**Ange**
Il nome *Ange* trova le sue radici nell’antico greco “ἄγγελος” (angelos), termine che indicava un “messaggero” o un portatore di buone notizie. Quando il greco si trasformò in latino, la stessa parola divenne “angelus”, da cui poi sono scaturiti i vari cognomi e i nomi propri che oggi troviamo in molte lingue romanze. In francese, la forma abbreviata e più comune è *Ange*, che ha mantenuto il significato originale del termine greco, senza ulteriori evoluzioni semantiche.
Nel contesto italiano, *Ange* è meno diffuso rispetto alla variante *Angelo*. Tuttavia, la sua presenza è documentata in diversi registri storici, soprattutto in epoca medievale, dove veniva usato sia come nome proprio sia come cognome.
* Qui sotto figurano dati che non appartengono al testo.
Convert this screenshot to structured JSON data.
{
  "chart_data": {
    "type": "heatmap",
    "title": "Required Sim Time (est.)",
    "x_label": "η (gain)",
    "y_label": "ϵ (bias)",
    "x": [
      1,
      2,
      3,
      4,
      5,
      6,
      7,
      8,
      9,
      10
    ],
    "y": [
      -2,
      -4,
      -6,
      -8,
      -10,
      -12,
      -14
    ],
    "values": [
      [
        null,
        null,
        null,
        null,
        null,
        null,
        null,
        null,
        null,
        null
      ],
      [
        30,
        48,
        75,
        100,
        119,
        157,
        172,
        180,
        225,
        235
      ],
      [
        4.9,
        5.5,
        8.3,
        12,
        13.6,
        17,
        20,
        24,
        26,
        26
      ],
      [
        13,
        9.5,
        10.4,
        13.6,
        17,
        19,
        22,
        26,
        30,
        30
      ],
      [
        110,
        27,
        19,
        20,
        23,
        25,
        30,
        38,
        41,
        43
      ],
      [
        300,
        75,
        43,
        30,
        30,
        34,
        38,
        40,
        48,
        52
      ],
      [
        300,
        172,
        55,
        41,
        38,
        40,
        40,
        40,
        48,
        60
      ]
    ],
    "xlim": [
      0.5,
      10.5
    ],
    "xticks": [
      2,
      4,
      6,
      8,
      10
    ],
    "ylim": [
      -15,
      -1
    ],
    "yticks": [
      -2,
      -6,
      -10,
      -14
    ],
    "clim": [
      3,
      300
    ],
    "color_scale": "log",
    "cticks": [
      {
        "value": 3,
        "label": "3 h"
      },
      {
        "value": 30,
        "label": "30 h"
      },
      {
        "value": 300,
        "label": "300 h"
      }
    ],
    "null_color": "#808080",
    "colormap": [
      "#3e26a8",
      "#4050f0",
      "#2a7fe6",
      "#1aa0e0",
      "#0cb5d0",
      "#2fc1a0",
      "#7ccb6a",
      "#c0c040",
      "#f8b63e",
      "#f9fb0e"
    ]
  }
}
Alcune famiglie di piccola nobiltà adottarono il nome in onore di personaggi religiosi o per le sue connotazioni di messaggero, elementi che si trasmettevano attraverso le generazioni.
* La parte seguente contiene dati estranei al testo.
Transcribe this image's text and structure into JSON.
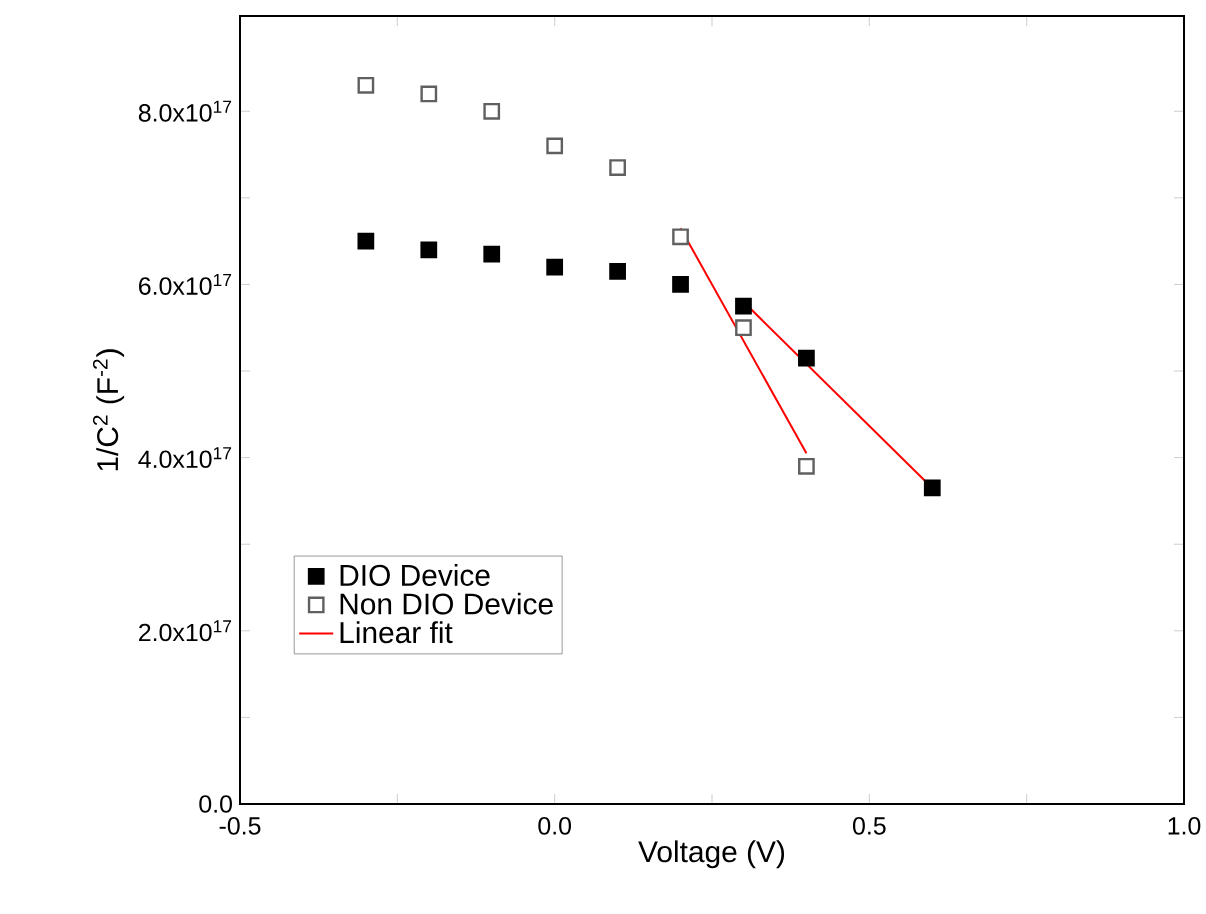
{
  "chart_data": {
    "type": "scatter",
    "xlabel": "Voltage (V)",
    "ylabel": "1/C$^{2}$ (F$^{-2}$)",
    "xlim": [
      -0.5,
      1.0
    ],
    "xticks": [
      {
        "value": -0.5,
        "label": "-0.5"
      },
      {
        "value": -0.25,
        "label": null
      },
      {
        "value": 0.0,
        "label": "0.0"
      },
      {
        "value": 0.25,
        "label": null
      },
      {
        "value": 0.5,
        "label": "0.5"
      },
      {
        "value": 0.75,
        "label": null
      },
      {
        "value": 1.0,
        "label": "1.0"
      }
    ],
    "ylim": [
      0,
      9.1e+17
    ],
    "yticks": [
      {
        "value": 0,
        "label": "0.0"
      },
      {
        "value": 1e+17,
        "label": null
      },
      {
        "value": 2e+17,
        "label": "2.0x10$^{17}$"
      },
      {
        "value": 3e+17,
        "label": null
      },
      {
        "value": 4e+17,
        "label": "4.0x10$^{17}$"
      },
      {
        "value": 5e+17,
        "label": null
      },
      {
        "value": 6e+17,
        "label": "6.0x10$^{17}$"
      },
      {
        "value": 7e+17,
        "label": null
      },
      {
        "value": 8e+17,
        "label": "8.0x10$^{17}$"
      }
    ],
    "grid": false,
    "legend": "bottom left",
    "series": [
      {
        "name": "DIO Device",
        "marker": "square",
        "color": "#000000",
        "x": [
          -0.3,
          -0.2,
          -0.1,
          0.0,
          0.1,
          0.2,
          0.3,
          0.4,
          0.6
        ],
        "values": [
          6.5e+17,
          6.4e+17,
          6.35e+17,
          6.2e+17,
          6.15e+17,
          6e+17,
          5.75e+17,
          5.15e+17,
          3.65e+17
        ]
      },
      {
        "name": "Non DIO Device",
        "marker": "square",
        "color": "#606060",
        "x": [
          -0.3,
          -0.2,
          -0.1,
          0.0,
          0.1,
          0.2,
          0.3,
          0.4
        ],
        "values": [
          8.3e+17,
          8.2e+17,
          8e+17,
          7.6e+17,
          7.35e+17,
          6.55e+17,
          5.5e+17,
          3.9e+17
        ]
      },
      {
        "name": "Linear fit",
        "type": "line",
        "marker": "none",
        "color": "#ff0000",
        "x": [
          0.3,
          0.6
        ],
        "values": [
          5.8e+17,
          3.65e+17
        ]
      },
      {
        "type": "line",
        "marker": "none",
        "color": "#ff0000",
        "x": [
          0.2,
          0.4
        ],
        "values": [
          6.65e+17,
          4.05e+17
        ]
      }
    ]
  }
}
L’uso di *Ange* in Italia è stato soprattutto concentrato nelle regioni settentrionali, dove le influenze linguistiche francesi erano più marcate, e ha spesso comparato nei documenti notarili del XII e XIII secolo. Nel XIX secolo, con l’unità d’Italia, l’interesse per i nomi di origine latina e greca si è rinforzato, ma *Ange* è rimasto un nome piuttosto raro e specifico di contesti familiari particolari.
Oggi, *Ange* è considerato un nome di carattere unico e distintivo, che richiama ancora l’idea di messaggero e portatore di messaggi, senza fare riferimento a feste o a tratti di personalità. La sua storia, così come la sua etimologia, lo rende un nome con un profondo legame culturale e linguistico, che continua a essere riconosciuto e apprezzato in cerimonie di registrazione e matrimoni, sebbene in maniera discreta.
Le prenome Ange è stato utilizzato solo una volta in Italia nel 2022, con un totale di 1 nascita.